Fanboys yelling at each other on message boards, delayed
launch titles, and console shortages during Christmas. Yeah, it’s console
release time. With the release of Sony and Microsoft’s new consoles, the 8th
console generation is officially here. With this comes a great time for late
adopters, collectors, and cheapskates. Consoles and games from the 7th
generation are about to become very affordable, and the deals will become quite
enticing, but all isn’t health packs and blue koopa shells.
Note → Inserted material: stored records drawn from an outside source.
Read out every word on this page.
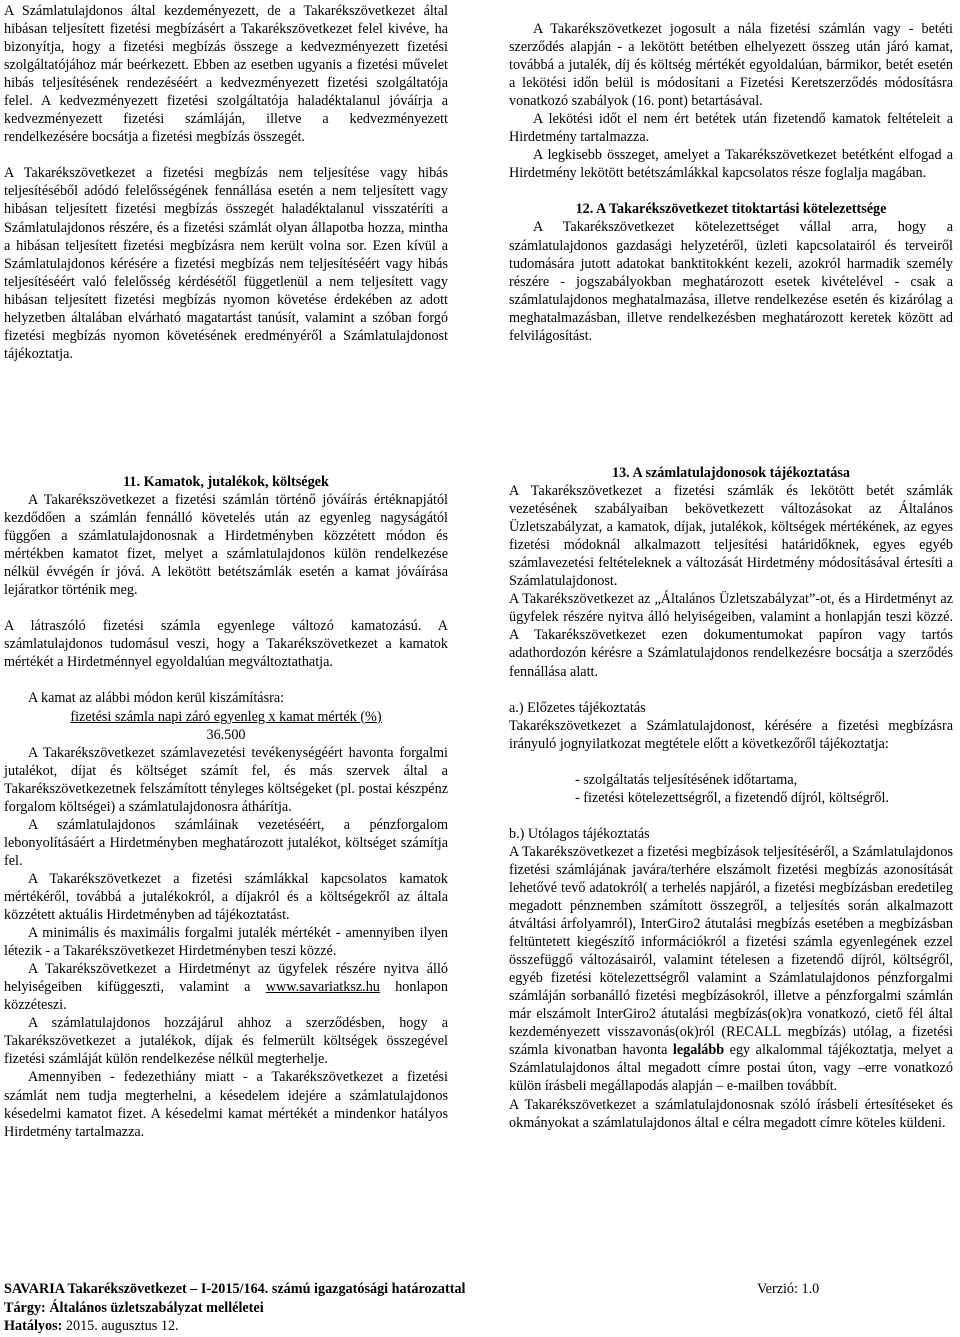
A Számlatulajdonos által kezdeményezett, de a Takarékszövetkezet által hibásan teljesített fizetési megbízásért a Takarékszövetkezet felel kivéve, ha bizonyítja, hogy a fizetési megbízás összege a kedvezményezett fizetési szolgáltatójához már beérkezett. Ebben az esetben ugyanis a fizetési művelet hibás teljesítésének rendezéséért a kedvezményezett fizetési szolgáltatója felel. A kedvezményezett fizetési szolgáltatója haladéktalanul jóváírja a kedvezményezett fizetési számláján, illetve a kedvezményezett rendelkezésére bocsátja a fizetési megbízás összegét.

A Takarékszövetkezet a fizetési megbízás nem teljesítése vagy hibás teljesítéséből adódó felelősségének fennállása esetén a nem teljesített vagy hibásan teljesített fizetési megbízás összegét haladéktalanul visszatéríti a Számlatulajdonos részére, és a fizetési számlát olyan állapotba hozza, mintha a hibásan teljesített fizetési megbízásra nem került volna sor. Ezen kívül a Számlatulajdonos kérésére a fizetési megbízás nem teljesítéséért vagy hibás teljesítéséért való felelősség kérdésétől függetlenül a nem teljesített vagy hibásan teljesített fizetési megbízás nyomon követése érdekében az adott helyzetben általában elvárható magatartást tanúsít, valamint a szóban forgó fizetési megbízás nyomon követésének eredményéről a Számlatulajdonost tájékoztatja.

A Takarékszövetkezet jogosult a nála fizetési számlán vagy - betéti szerződés alapján - a lekötött betétben elhelyezett összeg után járó kamat, továbbá a jutalék, díj és költség mértékét egyoldalúan, bármikor, betét esetén a lekötési időn belül is módosítani a Fizetési Keretszerződés módosításra vonatkozó szabályok (16. pont) betartásával.

A lekötési időt el nem ért betétek után fizetendő kamatok feltételeit a Hirdetmény tartalmazza.

A legkisebb összeget, amelyet a Takarékszövetkezet betétként elfogad a Hirdetmény lekötött betétszámlákkal kapcsolatos része foglalja magában.

12. A Takarékszövetkezet titoktartási kötelezettsége

A Takarékszövetkezet kötelezettséget vállal arra, hogy a számlatulajdonos gazdasági helyzetéről, üzleti kapcsolatairól és terveiről tudomására jutott adatokat banktitokként kezeli, azokról harmadik személy részére - jogszabályokban meghatározott esetek kivételével - csak a számlatulajdonos meghatalmazása, illetve rendelkezése esetén és kizárólag a meghatalmazásban, illetve rendelkezésben meghatározott keretek között ad felvilágosítást.

11. Kamatok, jutalékok, költségek

A Takarékszövetkezet a fizetési számlán történő jóváírás értéknapjától kezdődően a számlán fennálló követelés után az egyenleg nagyságától függően a számlatulajdonosnak a Hirdetményben közzétett módon és mértékben kamatot fizet, melyet a számlatulajdonos külön rendelkezése nélkül évvégén ír jóvá. A lekötött betétszámlák esetén a kamat jóváírása lejáratkor történik meg.

A látraszóló fizetési számla egyenlege változó kamatozású. A számlatulajdonos tudomásul veszi, hogy a Takarékszövetkezet a kamatok mértékét a Hirdetménnyel egyoldalúan megváltoztathatja.

A kamat az alábbi módon kerül kiszámításra:

fizetési számla napi záró egyenleg x kamat mérték (%)

36.500

A Takarékszövetkezet számlavezetési tevékenységéért havonta forgalmi jutalékot, díjat és költséget számít fel, és más szervek által a Takarékszövetkezetnek felszámított tényleges költségeket (pl. postai készpénz forgalom költségei) a számlatulajdonosra áthárítja.

A számlatulajdonos számláinak vezetéséért, a pénzforgalom lebonyolításáért a Hirdetményben meghatározott jutalékot, költséget számítja fel.

A Takarékszövetkezet a fizetési számlákkal kapcsolatos kamatok mértékéről, továbbá a jutalékokról, a díjakról és a költségekről az általa közzétett aktuális Hirdetményben ad tájékoztatást.

A minimális és maximális forgalmi jutalék mértékét - amennyiben ilyen létezik - a Takarékszövetkezet Hirdetményben teszi közzé.

A Takarékszövetkezet a Hirdetményt az ügyfelek részére nyitva álló helyiségeiben kifüggeszti, valamint a www.savariatksz.hu honlapon közzéteszi.

A számlatulajdonos hozzájárul ahhoz a szerződésben, hogy a Takarékszövetkezet a jutalékok, díjak és felmerült költségek összegével fizetési számláját külön rendelkezése nélkül megterhelje.

Amennyiben - fedezethiány miatt - a Takarékszövetkezet a fizetési számlát nem tudja megterhelni, a késedelem idejére a számlatulajdonos késedelmi kamatot fizet. A késedelmi kamat mértékét a mindenkor hatályos Hirdetmény tartalmazza.

13. A számlatulajdonosok tájékoztatása

A Takarékszövetkezet a fizetési számlák és lekötött betét számlák vezetésének szabályaiban bekövetkezett változásokat az Általános Üzletszabályzat, a kamatok, díjak, jutalékok, költségek mértékének, az egyes fizetési módoknál alkalmazott teljesítési határidőknek, egyes egyéb számlavezetési feltételeknek a változását Hirdetmény módosításával értesíti a Számlatulajdonost.

A Takarékszövetkezet az „Általános Üzletszabályzat”-ot, és a Hirdetményt az ügyfelek részére nyitva álló helyiségeiben, valamint a honlapján teszi közzé. A Takarékszövetkezet ezen dokumentumokat papíron vagy tartós adathordozón kérésre a Számlatulajdonos rendelkezésre bocsátja a szerződés fennállása alatt.

a.) Előzetes tájékoztatás

Takarékszövetkezet a Számlatulajdonost, kérésére a fizetési megbízásra irányuló jognyilatkozat megtétele előtt a következőről tájékoztatja:

- szolgáltatás teljesítésének időtartama,

- fizetési kötelezettségről, a fizetendő díjról, költségről.

b.) Utólagos tájékoztatás

A Takarékszövetkezet a fizetési megbízások teljesítéséről, a Számlatulajdonos fizetési számlájának javára/terhére elszámolt fizetési megbízás azonosítását lehetővé tevő adatokról( a terhelés napjáról, a fizetési megbízásban eredetileg megadott pénznemben számított összegről, a teljesítés során alkalmazott átváltási árfolyamról), InterGiro2 átutalási megbízás esetében a megbízásban feltüntetett kiegészítő információkról a fizetési számla egyenlegének ezzel összefüggő változásairól, valamint tételesen a fizetendő díjról, költségről, egyéb fizetési kötelezettségről valamint a Számlatulajdonos pénzforgalmi számláján sorbanálló fizetési megbízásokról, illetve a pénzforgalmi számlán már elszámolt InterGiro2 átutalási megbízás(ok)ra vonatkozó, ciető fél által kezdeményezett visszavonás(ok)ról (RECALL megbízás) utólag, a fizetési számla kivonatban havonta legalább egy alkalommal tájékoztatja, melyet a Számlatulajdonos által megadott címre postai úton, vagy –erre vonatkozó külön írásbeli megállapodás alapján – e-mailben továbbít.

A Takarékszövetkezet a számlatulajdonosnak szóló írásbeli értesítéseket és okmányokat a számlatulajdonos által e célra megadott címre köteles küldeni.

SAVARIA Takarékszövetkezet – I-2015/164. számú igazgatósági határozattal	Verzió: 1.0
Tárgy: Általános üzletszabályzat melléletei
Hatályos: 2015. augusztus 12.
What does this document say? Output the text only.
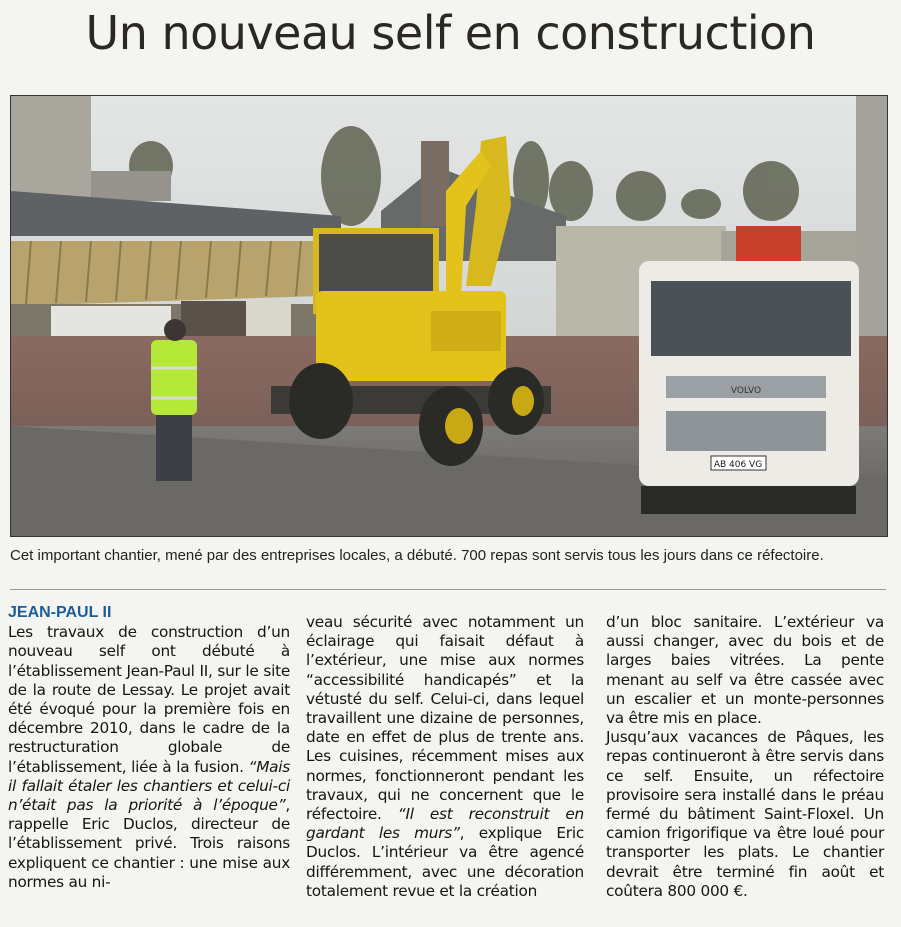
Un nouveau self en construction
VOLVO
AB 406 VG
Cet important chantier, mené par des entreprises locales, a débuté. 700 repas sont servis tous les jours dans ce réfectoire.
JEAN-PAUL II

Les travaux de construction d’un nouveau self ont débuté à l’établissement Jean-Paul II, sur le site de la route de Lessay. Le projet avait été évoqué pour la première fois en décembre 2010, dans le cadre de la restructuration globale de l’établissement, liée à la fusion. “Mais il fallait étaler les chantiers et celui-ci n’était pas la priorité à l’époque”, rappelle Eric Duclos, directeur de l’établissement privé. Trois raisons expliquent ce chantier : une mise aux normes au ni-

veau sécurité avec notamment un éclairage qui faisait défaut à l’extérieur, une mise aux normes “accessibilité handicapés” et la vétusté du self. Celui-ci, dans lequel travaillent une dizaine de personnes, date en effet de plus de trente ans. Les cuisines, récemment mises aux normes, fonctionneront pendant les travaux, qui ne concernent que le réfectoire. “Il est reconstruit en gardant les murs”, explique Eric Duclos. L’intérieur va être agencé différemment, avec une décoration totalement revue et la création

d’un bloc sanitaire. L’extérieur va aussi changer, avec du bois et de larges baies vitrées. La pente menant au self va être cassée avec un escalier et un monte-personnes va être mis en place.

Jusqu’aux vacances de Pâques, les repas continueront à être servis dans ce self. Ensuite, un réfectoire provisoire sera installé dans le préau fermé du bâtiment Saint-Floxel. Un camion frigorifique va être loué pour transporter les plats. Le chantier devrait être terminé fin août et coûtera 800 000 €.
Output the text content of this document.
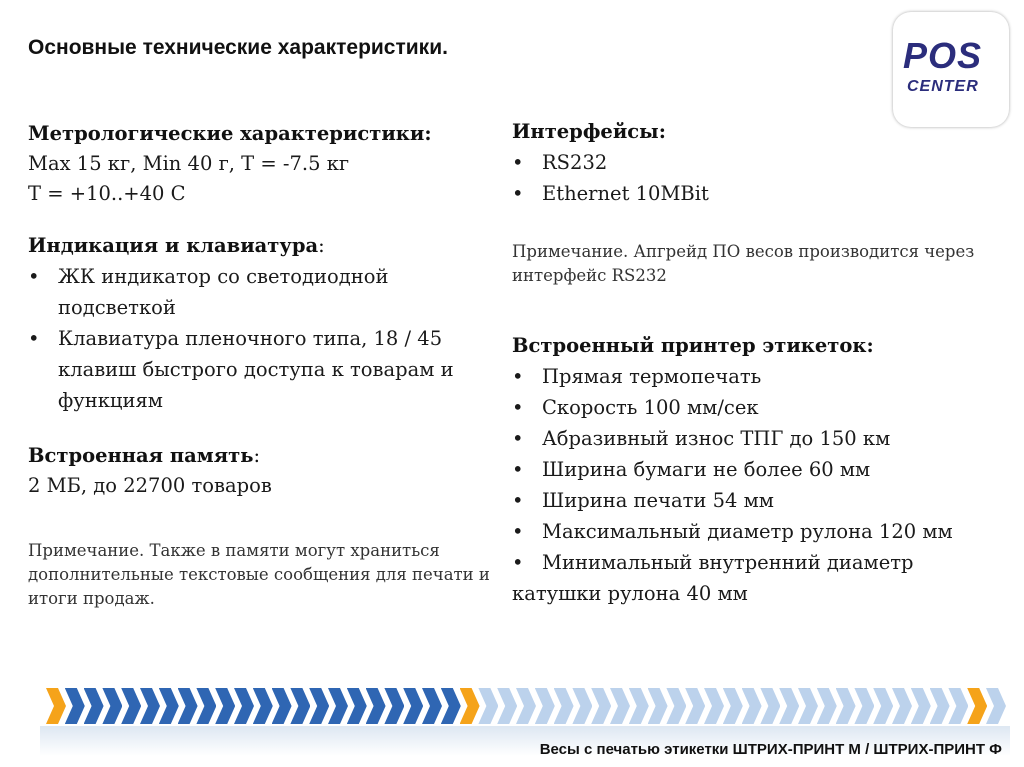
Основные технические характеристики.	POS
CENTER
Метрологические характеристики:
Max 15 кг, Min 40 г, T = -7.5 кг
T = +10..+40 C
Индикация и клавиатура:
• ЖК индикатор со светодиодной подсветкой
• Клавиатура пленочного типа, 18 / 45 клавиш быстрого доступа к товарам и функциям
Встроенная память:
2 МБ, до 22700 товаров
Примечание. Также в памяти могут храниться дополнительные текстовые сообщения для печати и итоги продаж.
Интерфейсы:
• RS232
• Ethernet 10MBit
Примечание. Апгрейд ПО весов производится через интерфейс RS232
Встроенный принтер этикеток:
• Прямая термопечать
• Скорость 100 мм/сек
• Абразивный износ ТПГ до 150 км
• Ширина бумаги не более 60 мм
• Ширина печати 54 мм
• Максимальный диаметр рулона 120 мм
• Минимальный внутренний диаметр
катушки рулона 40 мм
Весы с печатью этикетки ШТРИХ-ПРИНТ М / ШТРИХ-ПРИНТ Ф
The biggest concern one should have is the dependence so
many titles have on online patches. This is the first instance we’ve had where
some console games have needed downloadable patches to properly function. This
means a percentage of titles simply won’t function correctly if at all. Also,
at some point all of those titles you heard folks talking about playing online
wouldn’t be possible. This isn’t unique to just consoles, but it is definitely
not as easy to work around on consoles.
Another problem lies with the consoles themselves. For all
intents and purposes, the 7th console generation saw a fail rate the
likes of which many modern gamers have ever seen before. The Red Ring of Death
was a nightmare for the Xbox 360, with many gamers going through several
consoles before giving up on Microsoft’s console. Sony had several problems of
their own with Playstation 3 consoles being affected by console failure errors
indicated by a yellow light. The led to a lot of console gamers either giving
up completely or venturing into PC gaming. With the dependability of PC gaming
and its graphics superiority (if you have the right components), More and more
gamers became console expatriates.
Any gamer worth their salt knows how to find great deals on
treasures they missed earlier on at the end of a console’s life. The conundrum
lies in whether all the intangibles involved in dealing with online dependency
of some games in this generation have made it a tough row to hoe for some. Will
“retro hunting” for the 7th generation even be as fun as it is for
previous generations, or is it pretty much a bust? Maybe some of you will find
great deals on collector’s editions for the price of a budget title. Will we
see a sad pile of First Person Shooters and Sports games in the corner of a
local Gamestop? Hopefully the need to have everything online won’t make this
entire console generation landfill fodder within the next 5 years.